The Mount Sinai team discovered that immuno-oncology treatments that rely on immune cells like T cells don’t just kill their targets, they often also attack adjacent cancer cells with the help of FAS. That occurs even if those adjacent cells don’t express the target antigen.
To better understand this process, the researchers analyzed tumor samples from non-Hodgkin lymphoma patients who participated in the ZUMA-1 trial of Gilead’s CAR-T therapy Yescarta. They found patients with the most durable responses to the CAR-T treatment had significantly higher FAS expression in their tumors than other study participants did, despite the fact that their levels of CD19 were similar.
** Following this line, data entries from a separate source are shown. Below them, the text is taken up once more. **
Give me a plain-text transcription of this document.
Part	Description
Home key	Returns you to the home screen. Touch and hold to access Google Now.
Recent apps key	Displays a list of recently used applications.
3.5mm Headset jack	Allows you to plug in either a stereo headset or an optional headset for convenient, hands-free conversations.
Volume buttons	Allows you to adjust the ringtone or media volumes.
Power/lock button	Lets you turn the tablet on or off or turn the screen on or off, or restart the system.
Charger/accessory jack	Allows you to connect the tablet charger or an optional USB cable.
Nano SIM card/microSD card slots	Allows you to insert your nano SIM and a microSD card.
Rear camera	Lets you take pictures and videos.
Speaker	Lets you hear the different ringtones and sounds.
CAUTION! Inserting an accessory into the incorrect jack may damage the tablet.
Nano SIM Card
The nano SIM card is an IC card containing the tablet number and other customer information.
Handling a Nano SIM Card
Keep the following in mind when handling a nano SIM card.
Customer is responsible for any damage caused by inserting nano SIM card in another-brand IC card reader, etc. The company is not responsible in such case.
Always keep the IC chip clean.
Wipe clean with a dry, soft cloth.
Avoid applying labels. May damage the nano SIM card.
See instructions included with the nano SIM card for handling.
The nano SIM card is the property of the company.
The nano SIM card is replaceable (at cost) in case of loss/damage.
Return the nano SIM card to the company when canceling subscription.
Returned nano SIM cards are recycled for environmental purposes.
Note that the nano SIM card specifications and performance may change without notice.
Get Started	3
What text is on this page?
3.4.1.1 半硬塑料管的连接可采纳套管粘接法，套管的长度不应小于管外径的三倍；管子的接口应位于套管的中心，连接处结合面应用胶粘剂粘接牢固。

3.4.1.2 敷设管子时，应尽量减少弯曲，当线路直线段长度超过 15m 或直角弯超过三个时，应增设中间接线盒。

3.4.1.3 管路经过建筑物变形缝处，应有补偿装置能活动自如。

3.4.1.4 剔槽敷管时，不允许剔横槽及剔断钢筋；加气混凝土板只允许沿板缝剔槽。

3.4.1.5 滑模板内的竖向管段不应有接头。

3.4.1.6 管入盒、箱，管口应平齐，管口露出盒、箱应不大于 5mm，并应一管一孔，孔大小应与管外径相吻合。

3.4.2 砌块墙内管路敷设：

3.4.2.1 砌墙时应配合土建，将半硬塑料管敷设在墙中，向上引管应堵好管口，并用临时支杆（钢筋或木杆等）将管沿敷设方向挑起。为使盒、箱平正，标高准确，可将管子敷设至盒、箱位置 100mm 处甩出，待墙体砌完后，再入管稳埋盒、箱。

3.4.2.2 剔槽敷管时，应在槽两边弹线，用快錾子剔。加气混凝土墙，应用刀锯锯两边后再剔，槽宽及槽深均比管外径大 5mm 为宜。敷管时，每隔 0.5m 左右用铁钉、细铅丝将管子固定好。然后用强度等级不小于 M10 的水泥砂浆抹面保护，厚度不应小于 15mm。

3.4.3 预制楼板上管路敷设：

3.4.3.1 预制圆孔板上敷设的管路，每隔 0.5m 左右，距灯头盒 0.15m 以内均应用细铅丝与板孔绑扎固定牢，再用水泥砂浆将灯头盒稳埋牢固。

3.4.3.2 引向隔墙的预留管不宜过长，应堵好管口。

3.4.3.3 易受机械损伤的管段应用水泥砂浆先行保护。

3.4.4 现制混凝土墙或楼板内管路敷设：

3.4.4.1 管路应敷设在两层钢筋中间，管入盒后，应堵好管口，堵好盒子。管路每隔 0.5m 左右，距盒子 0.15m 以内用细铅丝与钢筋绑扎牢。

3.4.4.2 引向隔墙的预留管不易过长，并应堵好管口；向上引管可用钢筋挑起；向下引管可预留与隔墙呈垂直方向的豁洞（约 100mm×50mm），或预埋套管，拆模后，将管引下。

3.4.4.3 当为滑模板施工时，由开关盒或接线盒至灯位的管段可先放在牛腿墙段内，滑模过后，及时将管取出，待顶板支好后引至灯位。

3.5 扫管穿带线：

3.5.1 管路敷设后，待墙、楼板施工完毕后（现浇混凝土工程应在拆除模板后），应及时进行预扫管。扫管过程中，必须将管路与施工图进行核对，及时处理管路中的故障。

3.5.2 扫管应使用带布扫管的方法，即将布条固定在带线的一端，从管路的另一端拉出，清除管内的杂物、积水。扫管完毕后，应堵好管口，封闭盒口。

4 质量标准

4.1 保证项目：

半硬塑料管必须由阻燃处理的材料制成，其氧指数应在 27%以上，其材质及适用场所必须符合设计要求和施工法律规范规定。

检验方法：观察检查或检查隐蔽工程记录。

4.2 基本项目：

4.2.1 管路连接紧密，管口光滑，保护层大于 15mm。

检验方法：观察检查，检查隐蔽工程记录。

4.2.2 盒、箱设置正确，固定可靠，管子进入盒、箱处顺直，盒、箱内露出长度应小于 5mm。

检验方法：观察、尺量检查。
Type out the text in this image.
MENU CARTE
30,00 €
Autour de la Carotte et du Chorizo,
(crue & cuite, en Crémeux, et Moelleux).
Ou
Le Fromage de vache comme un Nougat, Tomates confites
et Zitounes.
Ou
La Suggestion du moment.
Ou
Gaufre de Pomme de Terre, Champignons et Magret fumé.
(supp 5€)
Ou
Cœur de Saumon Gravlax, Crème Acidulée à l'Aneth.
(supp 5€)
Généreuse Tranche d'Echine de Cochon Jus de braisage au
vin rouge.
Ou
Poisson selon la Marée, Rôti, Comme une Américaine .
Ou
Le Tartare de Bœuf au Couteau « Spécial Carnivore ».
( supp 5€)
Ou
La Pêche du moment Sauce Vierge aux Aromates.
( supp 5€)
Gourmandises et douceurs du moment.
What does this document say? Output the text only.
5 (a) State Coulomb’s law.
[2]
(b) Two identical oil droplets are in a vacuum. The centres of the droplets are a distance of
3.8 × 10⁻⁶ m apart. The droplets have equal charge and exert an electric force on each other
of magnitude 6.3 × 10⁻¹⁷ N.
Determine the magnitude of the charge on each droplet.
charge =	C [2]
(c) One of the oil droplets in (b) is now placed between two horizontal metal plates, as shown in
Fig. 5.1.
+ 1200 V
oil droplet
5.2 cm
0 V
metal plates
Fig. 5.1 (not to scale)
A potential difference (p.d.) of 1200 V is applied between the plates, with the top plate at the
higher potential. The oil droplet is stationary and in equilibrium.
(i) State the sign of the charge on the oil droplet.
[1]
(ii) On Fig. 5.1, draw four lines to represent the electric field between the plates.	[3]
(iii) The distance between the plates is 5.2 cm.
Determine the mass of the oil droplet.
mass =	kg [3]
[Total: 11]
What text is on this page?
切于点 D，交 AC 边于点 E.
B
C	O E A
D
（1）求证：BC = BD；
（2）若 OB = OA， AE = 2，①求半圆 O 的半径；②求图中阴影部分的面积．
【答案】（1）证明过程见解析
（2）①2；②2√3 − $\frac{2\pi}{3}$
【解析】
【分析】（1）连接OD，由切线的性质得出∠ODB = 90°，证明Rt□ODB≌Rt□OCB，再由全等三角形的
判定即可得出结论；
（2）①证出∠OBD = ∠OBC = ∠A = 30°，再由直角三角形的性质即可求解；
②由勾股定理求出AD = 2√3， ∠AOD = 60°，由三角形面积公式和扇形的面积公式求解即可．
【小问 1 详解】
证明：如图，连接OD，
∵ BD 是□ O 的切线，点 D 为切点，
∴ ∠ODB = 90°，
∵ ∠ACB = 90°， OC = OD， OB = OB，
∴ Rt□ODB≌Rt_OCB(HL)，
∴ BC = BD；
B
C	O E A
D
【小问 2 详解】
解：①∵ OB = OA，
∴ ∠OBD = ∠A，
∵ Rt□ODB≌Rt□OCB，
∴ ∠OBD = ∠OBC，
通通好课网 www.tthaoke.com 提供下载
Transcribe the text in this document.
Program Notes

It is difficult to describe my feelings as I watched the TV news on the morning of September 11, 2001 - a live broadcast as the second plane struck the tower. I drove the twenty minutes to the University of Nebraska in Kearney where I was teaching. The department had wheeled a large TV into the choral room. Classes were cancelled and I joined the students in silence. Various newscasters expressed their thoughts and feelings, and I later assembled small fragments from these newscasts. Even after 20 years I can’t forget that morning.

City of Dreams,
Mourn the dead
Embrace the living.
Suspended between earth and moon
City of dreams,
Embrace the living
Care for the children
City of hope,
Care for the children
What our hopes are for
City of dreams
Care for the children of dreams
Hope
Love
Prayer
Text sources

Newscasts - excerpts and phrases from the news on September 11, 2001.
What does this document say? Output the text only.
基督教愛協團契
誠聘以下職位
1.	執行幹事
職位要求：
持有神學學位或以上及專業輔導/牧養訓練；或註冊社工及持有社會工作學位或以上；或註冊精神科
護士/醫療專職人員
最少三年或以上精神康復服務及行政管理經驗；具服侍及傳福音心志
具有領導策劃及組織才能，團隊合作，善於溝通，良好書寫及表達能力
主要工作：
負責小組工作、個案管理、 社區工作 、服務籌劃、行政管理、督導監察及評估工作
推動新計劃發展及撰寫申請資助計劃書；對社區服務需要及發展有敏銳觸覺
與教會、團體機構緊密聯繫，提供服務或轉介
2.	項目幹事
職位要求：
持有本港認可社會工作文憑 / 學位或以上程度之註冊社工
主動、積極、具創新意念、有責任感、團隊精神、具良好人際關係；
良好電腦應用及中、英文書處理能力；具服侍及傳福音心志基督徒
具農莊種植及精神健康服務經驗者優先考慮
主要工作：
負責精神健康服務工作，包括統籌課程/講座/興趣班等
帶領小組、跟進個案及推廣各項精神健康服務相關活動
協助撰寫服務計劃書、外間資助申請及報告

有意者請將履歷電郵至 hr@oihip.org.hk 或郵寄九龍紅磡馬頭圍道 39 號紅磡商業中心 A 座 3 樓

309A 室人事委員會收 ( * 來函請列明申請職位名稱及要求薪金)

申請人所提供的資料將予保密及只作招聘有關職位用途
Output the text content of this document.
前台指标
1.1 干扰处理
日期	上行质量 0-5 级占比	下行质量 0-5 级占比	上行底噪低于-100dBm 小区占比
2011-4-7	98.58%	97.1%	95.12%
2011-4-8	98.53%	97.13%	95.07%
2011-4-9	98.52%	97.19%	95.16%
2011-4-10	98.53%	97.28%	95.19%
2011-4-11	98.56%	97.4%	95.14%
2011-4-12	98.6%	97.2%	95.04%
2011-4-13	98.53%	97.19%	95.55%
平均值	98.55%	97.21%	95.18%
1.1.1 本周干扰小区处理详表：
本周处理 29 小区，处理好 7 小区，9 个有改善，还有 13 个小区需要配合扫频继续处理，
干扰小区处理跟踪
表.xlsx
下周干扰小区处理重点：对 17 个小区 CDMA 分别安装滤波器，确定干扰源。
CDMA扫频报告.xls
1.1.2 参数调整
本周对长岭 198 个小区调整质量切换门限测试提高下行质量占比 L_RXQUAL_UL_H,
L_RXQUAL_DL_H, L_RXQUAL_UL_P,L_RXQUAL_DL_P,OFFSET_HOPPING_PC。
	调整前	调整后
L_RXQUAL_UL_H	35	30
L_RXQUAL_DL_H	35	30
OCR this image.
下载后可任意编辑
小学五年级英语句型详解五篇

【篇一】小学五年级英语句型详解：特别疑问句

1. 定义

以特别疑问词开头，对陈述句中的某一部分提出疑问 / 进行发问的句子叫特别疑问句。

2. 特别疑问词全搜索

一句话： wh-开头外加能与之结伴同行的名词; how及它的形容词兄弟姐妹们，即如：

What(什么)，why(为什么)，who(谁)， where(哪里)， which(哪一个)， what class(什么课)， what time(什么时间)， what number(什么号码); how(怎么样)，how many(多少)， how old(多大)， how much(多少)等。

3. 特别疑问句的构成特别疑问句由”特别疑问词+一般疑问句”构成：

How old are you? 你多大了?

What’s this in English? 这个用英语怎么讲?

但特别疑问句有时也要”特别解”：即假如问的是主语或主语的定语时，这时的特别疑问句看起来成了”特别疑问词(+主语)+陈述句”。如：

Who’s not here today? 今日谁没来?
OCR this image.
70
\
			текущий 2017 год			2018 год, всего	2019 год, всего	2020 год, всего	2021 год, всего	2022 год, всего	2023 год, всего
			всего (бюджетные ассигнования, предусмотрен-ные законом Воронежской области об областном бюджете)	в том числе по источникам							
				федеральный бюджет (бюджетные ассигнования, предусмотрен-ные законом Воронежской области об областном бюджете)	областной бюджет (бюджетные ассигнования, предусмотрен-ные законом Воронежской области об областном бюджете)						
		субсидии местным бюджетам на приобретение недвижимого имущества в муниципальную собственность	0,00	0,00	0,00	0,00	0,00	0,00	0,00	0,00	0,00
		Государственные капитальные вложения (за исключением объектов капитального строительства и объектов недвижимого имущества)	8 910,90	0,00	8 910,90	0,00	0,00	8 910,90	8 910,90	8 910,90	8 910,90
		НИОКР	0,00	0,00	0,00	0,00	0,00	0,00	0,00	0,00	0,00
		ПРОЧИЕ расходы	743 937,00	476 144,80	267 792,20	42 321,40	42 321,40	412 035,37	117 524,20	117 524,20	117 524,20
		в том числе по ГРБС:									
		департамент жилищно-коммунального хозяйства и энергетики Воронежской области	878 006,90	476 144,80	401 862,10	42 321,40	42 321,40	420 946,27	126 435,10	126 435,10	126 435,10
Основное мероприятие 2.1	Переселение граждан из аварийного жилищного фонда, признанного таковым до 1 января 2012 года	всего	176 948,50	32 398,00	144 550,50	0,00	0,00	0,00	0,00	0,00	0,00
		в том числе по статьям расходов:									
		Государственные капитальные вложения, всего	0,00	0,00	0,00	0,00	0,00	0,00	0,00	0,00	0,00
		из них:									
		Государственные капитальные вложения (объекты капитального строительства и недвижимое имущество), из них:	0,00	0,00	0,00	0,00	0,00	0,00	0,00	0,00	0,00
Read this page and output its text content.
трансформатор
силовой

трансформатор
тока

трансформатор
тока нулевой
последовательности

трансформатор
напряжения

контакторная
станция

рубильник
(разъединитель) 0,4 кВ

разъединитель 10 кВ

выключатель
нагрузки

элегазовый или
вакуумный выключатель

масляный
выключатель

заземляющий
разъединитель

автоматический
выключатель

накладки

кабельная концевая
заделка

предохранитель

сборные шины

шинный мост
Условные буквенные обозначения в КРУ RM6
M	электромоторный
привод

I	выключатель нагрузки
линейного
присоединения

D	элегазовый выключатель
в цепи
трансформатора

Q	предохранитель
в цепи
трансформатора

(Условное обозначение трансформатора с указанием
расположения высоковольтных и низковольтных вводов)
The researchers also tested CD19-directed CAR-T therapies in several mouse models, including some with “heterogenous” tumors that included a small percentage of CD19-negative cells. In the mice with heterogenous tumors, blocking FAS resulted in significantly worse survival than it did in animals with 100% CD19-positive cells, the researchers reported.
Those results suggest FAS signaling is critical for CAR-T cells to be able to target the CD19-negative cells that may be to blame for cancer relapse, they added.
It’s the latest study examining the role of protein signaling in immuno-oncology. Over the summer, researchers in China showed in mouse models that if they combined an experimental drug from Merck that inhibits protein kinase B (AKT) with a PD-1 inhibitor, they could interrupt a cell-signaling pathway and slow down the growth of glioblastoma. A team in Spain discovered that if they blocked a specific non-coding RNA, they could amp up protein signals that recruit cancer-killing immune cells to lung tumors in mice.
The Mount Sinai researchers tested small-molecule drugs that increase FAS signaling as part of their study. They reported that in lab studies, the drugs increased the killing of both targeted and adjacent tumor cells by T cells, CAR-Ts and bispecific antibodies. The drugs they used are already being tested in clinical trials in cancer, they reported.
“We propose that investigating combinations of these clinical-stage small molecule FAS signaling modulators with T cell therapies should be a focus of future research,” the researchers wrote in the study. “These approaches may prevent—rather than treat—cancer relapse due to antigen escape by targeting both tumor cell antigens as well as tumor cell geography.”